The following is an example about how to grant an IAM user the bucket access and object upload permissions.

Procedure

  1. In the bucket list, click the bucket you want to operate to go to the Objects page.
  2. In the navigation pane, choose Permissions > Bucket Policies.
  3. Click Create.
  4. Configure parameters listed in the table below to grant an IAM user the permissions to access the bucket (to list objects in the bucket) and to upload objects.
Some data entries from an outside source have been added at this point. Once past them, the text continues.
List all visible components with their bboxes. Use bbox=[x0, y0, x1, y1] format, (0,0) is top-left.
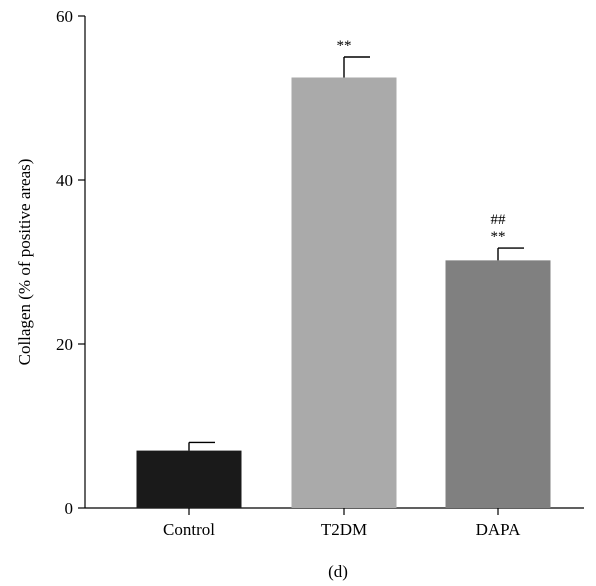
y-ticks: 0 20 40 60 bbox=[56, 7, 85, 518]
y-tick-label: 60 bbox=[56, 7, 73, 26]
y-tick-label: 0 bbox=[65, 499, 74, 518]
x-tick-label: T2DM bbox=[321, 520, 367, 539]
significance-marker: ** bbox=[337, 38, 352, 54]
bar-dapa bbox=[445, 260, 551, 508]
y-axis-label: Collagen (% of positive areas) bbox=[15, 159, 34, 366]
x-tick-labels: Control T2DM DAPA bbox=[163, 508, 521, 539]
significance-marker: ** bbox=[491, 229, 506, 245]
x-tick-label: DAPA bbox=[476, 520, 521, 539]
y-tick-label: 40 bbox=[56, 171, 73, 190]
bar-control bbox=[136, 450, 242, 508]
y-tick-label: 20 bbox=[56, 335, 73, 354]
x-tick-label: Control bbox=[163, 520, 215, 539]
bars: **##** bbox=[136, 38, 551, 508]
bar-t2dm bbox=[291, 77, 397, 508]
significance-marker: ## bbox=[491, 212, 507, 228]
panel-label: (d) bbox=[328, 562, 348, 581]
    Table 1 Parameters for granting the object listing and upload permissions

    Parameter

    Description

    Configuration method

    Choose Visual Editor.

    Policy Name

    Enter a custom policy name.

    Policy content

    Effect

    Select Allow.

    Principals

    • Select Current account.
    • Specify an IAM user under the current account.

    Resources

    • Method 1:
      • Select Entire bucket (including the objects in it).
    • Method 2:
      • Select Current bucket and Specified objects.
      • Set the resource path to * (indicating all objects in the bucket).

    Actions

    • Choose Customize.
    • Select the following actions:
      • ListBucket (to list objects in the bucket and obtain the bucket metadata)
      • PutObject (to upload objects)
    NOTE:

    In this example, only the upload action among object actions is selected. You can also select other object actions to grant corresponding permissions if needed. The asterisk (*) indicates all actions.

    To learn the supported actions and their meanings, see Actions.

  5. Click Create in the lower right corner.